Chapter 2. XML Markup

FreeDict dictionaries are marked up using the XML version of the Text Encoding Initiative DTD, Chapter 12 (Dictionaries).

This may seem a little daunting at first, but please read on as we are working quickly to make this much easier. Full instructions are given in the "Writing a FreeDict Dictionary" section. We are also developing and testing tools that may be suitable for automating most of this.

There are many advantages to using a standard content based approach like this:

Advantages of using the TEI XML markup format

  1. Inherits most of the advantages of XML including:

    • content based rather than layout based

    • application independent

    • platform independent

    • further processing readily possible across the entire FreeDict collection

    • enables full use of existing or customised XML technologies

  2. Standardises input and output formats.

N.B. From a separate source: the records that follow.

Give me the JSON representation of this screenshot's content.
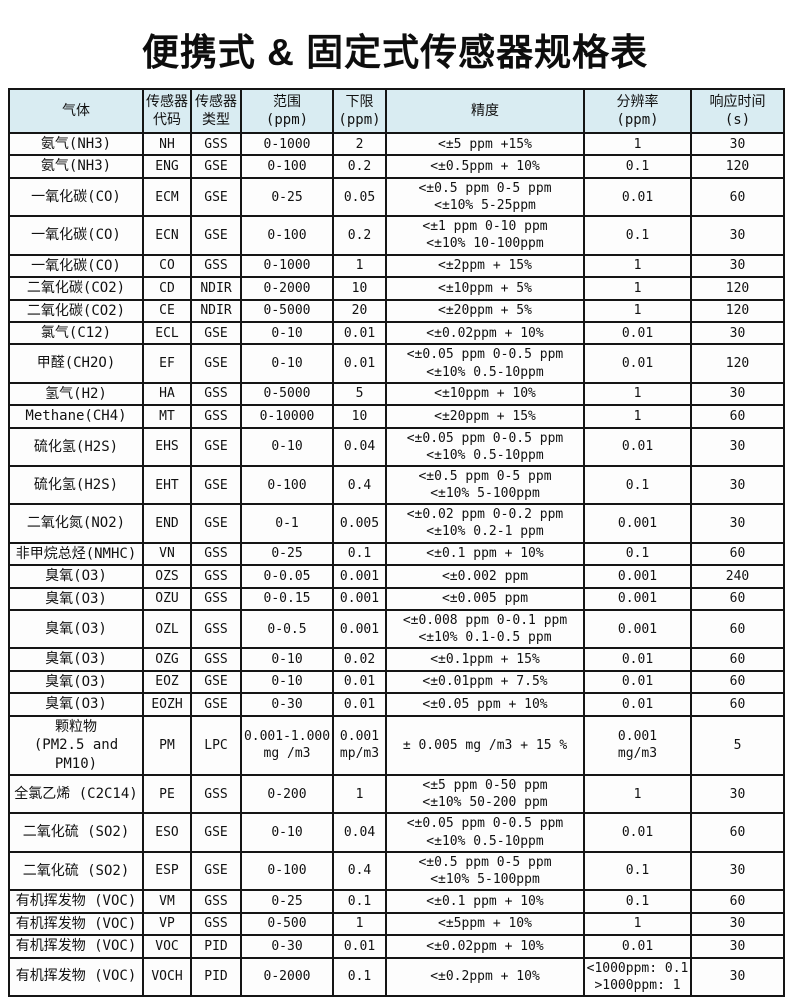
{
  "page": {
    "title": "便携式 & 固定式传感器规格表",
    "background_color": "#ffffff",
    "header_bg_color": "#d9ecf2",
    "border_color": "#151515"
  },
  "table": {
    "headers": [
      "气体",
      "传感器\n代码",
      "传感器\n类型",
      "范围\n(ppm)",
      "下限\n(ppm)",
      "精度",
      "分辨率\n(ppm)",
      "响应时间\n(s)"
    ],
    "row_keys": [
      "gas",
      "code",
      "type",
      "range",
      "limit",
      "accuracy",
      "resolution",
      "response"
    ],
    "rows": [
      {
        "gas": "氨气(NH3)",
        "code": "NH",
        "type": "GSS",
        "range": "0-1000",
        "limit": "2",
        "accuracy": "<±5 ppm +15%",
        "resolution": "1",
        "response": "30"
      },
      {
        "gas": "氨气(NH3)",
        "code": "ENG",
        "type": "GSE",
        "range": "0-100",
        "limit": "0.2",
        "accuracy": "<±0.5ppm + 10%",
        "resolution": "0.1",
        "response": "120"
      },
      {
        "gas": "一氧化碳(CO)",
        "code": "ECM",
        "type": "GSE",
        "range": "0-25",
        "limit": "0.05",
        "accuracy": "<±0.5 ppm 0-5 ppm\n<±10% 5-25ppm",
        "resolution": "0.01",
        "response": "60"
      },
      {
        "gas": "一氧化碳(CO)",
        "code": "ECN",
        "type": "GSE",
        "range": "0-100",
        "limit": "0.2",
        "accuracy": "<±1 ppm 0-10 ppm\n<±10% 10-100ppm",
        "resolution": "0.1",
        "response": "30"
      },
      {
        "gas": "一氧化碳(CO)",
        "code": "CO",
        "type": "GSS",
        "range": "0-1000",
        "limit": "1",
        "accuracy": "<±2ppm + 15%",
        "resolution": "1",
        "response": "30"
      },
      {
        "gas": "二氧化碳(CO2)",
        "code": "CD",
        "type": "NDIR",
        "range": "0-2000",
        "limit": "10",
        "accuracy": "<±10ppm + 5%",
        "resolution": "1",
        "response": "120"
      },
      {
        "gas": "二氧化碳(CO2)",
        "code": "CE",
        "type": "NDIR",
        "range": "0-5000",
        "limit": "20",
        "accuracy": "<±20ppm + 5%",
        "resolution": "1",
        "response": "120"
      },
      {
        "gas": "氯气(C12)",
        "code": "ECL",
        "type": "GSE",
        "range": "0-10",
        "limit": "0.01",
        "accuracy": "<±0.02ppm + 10%",
        "resolution": "0.01",
        "response": "30"
      },
      {
        "gas": "甲醛(CH2O)",
        "code": "EF",
        "type": "GSE",
        "range": "0-10",
        "limit": "0.01",
        "accuracy": "<±0.05 ppm 0-0.5 ppm\n<±10% 0.5-10ppm",
        "resolution": "0.01",
        "response": "120"
      },
      {
        "gas": "氢气(H2)",
        "code": "HA",
        "type": "GSS",
        "range": "0-5000",
        "limit": "5",
        "accuracy": "<±10ppm + 10%",
        "resolution": "1",
        "response": "30"
      },
      {
        "gas": "Methane(CH4)",
        "code": "MT",
        "type": "GSS",
        "range": "0-10000",
        "limit": "10",
        "accuracy": "<±20ppm + 15%",
        "resolution": "1",
        "response": "60"
      },
      {
        "gas": "硫化氢(H2S)",
        "code": "EHS",
        "type": "GSE",
        "range": "0-10",
        "limit": "0.04",
        "accuracy": "<±0.05 ppm 0-0.5 ppm\n<±10% 0.5-10ppm",
        "resolution": "0.01",
        "response": "30"
      },
      {
        "gas": "硫化氢(H2S)",
        "code": "EHT",
        "type": "GSE",
        "range": "0-100",
        "limit": "0.4",
        "accuracy": "<±0.5 ppm 0-5 ppm\n<±10% 5-100ppm",
        "resolution": "0.1",
        "response": "30"
      },
      {
        "gas": "二氧化氮(NO2)",
        "code": "END",
        "type": "GSE",
        "range": "0-1",
        "limit": "0.005",
        "accuracy": "<±0.02 ppm 0-0.2 ppm\n<±10% 0.2-1 ppm",
        "resolution": "0.001",
        "response": "30"
      },
      {
        "gas": "非甲烷总烃(NMHC)",
        "code": "VN",
        "type": "GSS",
        "range": "0-25",
        "limit": "0.1",
        "accuracy": "<±0.1 ppm + 10%",
        "resolution": "0.1",
        "response": "60"
      },
      {
        "gas": "臭氧(O3)",
        "code": "OZS",
        "type": "GSS",
        "range": "0-0.05",
        "limit": "0.001",
        "accuracy": "<±0.002 ppm",
        "resolution": "0.001",
        "response": "240"
      },
      {
        "gas": "臭氧(O3)",
        "code": "OZU",
        "type": "GSS",
        "range": "0-0.15",
        "limit": "0.001",
        "accuracy": "<±0.005 ppm",
        "resolution": "0.001",
        "response": "60"
      },
      {
        "gas": "臭氧(O3)",
        "code": "OZL",
        "type": "GSS",
        "range": "0-0.5",
        "limit": "0.001",
        "accuracy": "<±0.008 ppm 0-0.1 ppm\n<±10% 0.1-0.5 ppm",
        "resolution": "0.001",
        "response": "60"
      },
      {
        "gas": "臭氧(O3)",
        "code": "OZG",
        "type": "GSS",
        "range": "0-10",
        "limit": "0.02",
        "accuracy": "<±0.1ppm + 15%",
        "resolution": "0.01",
        "response": "60"
      },
      {
        "gas": "臭氧(O3)",
        "code": "EOZ",
        "type": "GSE",
        "range": "0-10",
        "limit": "0.01",
        "accuracy": "<±0.01ppm + 7.5%",
        "resolution": "0.01",
        "response": "60"
      },
      {
        "gas": "臭氧(O3)",
        "code": "EOZH",
        "type": "GSE",
        "range": "0-30",
        "limit": "0.01",
        "accuracy": "<±0.05 ppm + 10%",
        "resolution": "0.01",
        "response": "60"
      },
      {
        "gas": "颗粒物\n(PM2.5 and PM10)",
        "code": "PM",
        "type": "LPC",
        "range": "0.001-1.000\nmg /m3",
        "limit": "0.001\nmp/m3",
        "accuracy": "± 0.005 mg /m3 + 15 %",
        "resolution": "0.001\nmg/m3",
        "response": "5"
      },
      {
        "gas": "全氯乙烯 (C2C14)",
        "code": "PE",
        "type": "GSS",
        "range": "0-200",
        "limit": "1",
        "accuracy": "<±5 ppm 0-50 ppm\n<±10% 50-200 ppm",
        "resolution": "1",
        "response": "30"
      },
      {
        "gas": "二氧化硫 (SO2)",
        "code": "ESO",
        "type": "GSE",
        "range": "0-10",
        "limit": "0.04",
        "accuracy": "<±0.05 ppm 0-0.5 ppm\n<±10% 0.5-10ppm",
        "resolution": "0.01",
        "response": "60"
      },
      {
        "gas": "二氧化硫 (SO2)",
        "code": "ESP",
        "type": "GSE",
        "range": "0-100",
        "limit": "0.4",
        "accuracy": "<±0.5 ppm 0-5 ppm\n<±10% 5-100ppm",
        "resolution": "0.1",
        "response": "30"
      },
      {
        "gas": "有机挥发物 (VOC)",
        "code": "VM",
        "type": "GSS",
        "range": "0-25",
        "limit": "0.1",
        "accuracy": "<±0.1 ppm + 10%",
        "resolution": "0.1",
        "response": "60"
      },
      {
        "gas": "有机挥发物 (VOC)",
        "code": "VP",
        "type": "GSS",
        "range": "0-500",
        "limit": "1",
        "accuracy": "<±5ppm + 10%",
        "resolution": "1",
        "response": "30"
      },
      {
        "gas": "有机挥发物 (VOC)",
        "code": "VOC",
        "type": "PID",
        "range": "0-30",
        "limit": "0.01",
        "accuracy": "<±0.02ppm + 10%",
        "resolution": "0.01",
        "response": "30"
      },
      {
        "gas": "有机挥发物 (VOC)",
        "code": "VOCH",
        "type": "PID",
        "range": "0-2000",
        "limit": "0.1",
        "accuracy": "<±0.2ppm + 10%",
        "resolution": "<1000ppm: 0.1\n>1000ppm: 1",
        "response": "30"
      }
    ]
  }
}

  3. Protects against obsolescence

  4. TEI has comprehensive DTDs available.

    • The Dictionary DTD is just one of a very wide conceptual set.

    • Elements already exist for lexicographic, etymological, phonetic and other particularities of dictionaries.

    • The TEI XML combination allows processing, development and use beyond the immediate scope of the FreeDict translating dictionaries.

  5. TEI technologies are reasonably well understood and used in academic circles.

Like for anything else, using TEI XML bears disadvantages:

Disadvantages of using the TEI XML markup format

  1. High memory requirements, for storage as well as for processing

  2. The TEI DTD is too permissive. It allows too complex content models for its elements, because it was written to capture as many existing texts as possible. Since almost all elements are allowed inside others, writing software to further process TEI data becomes complex. FreeDict uses its own subset of the TEI DTD. This subset wil be defined in this Howto, once it is stable. Till then it is described only.

  3. TEI is missing typologies. Eg. TEI does not prescribe to encode the Part of Speech of a noun as "noun" or "n" or anything else. Another missing typology is one for Cross References, eg. "synonym", "hypernym" etc. FreeDict has to define them.

  4. XML data requires more than a text editor for easy maintenance due to its verbosity. Eg. you cannot enter entries speedily when you have to enter all tags manually. To ease this, FreeDict develops the (as of yet unreleased) FreeDict-Editor.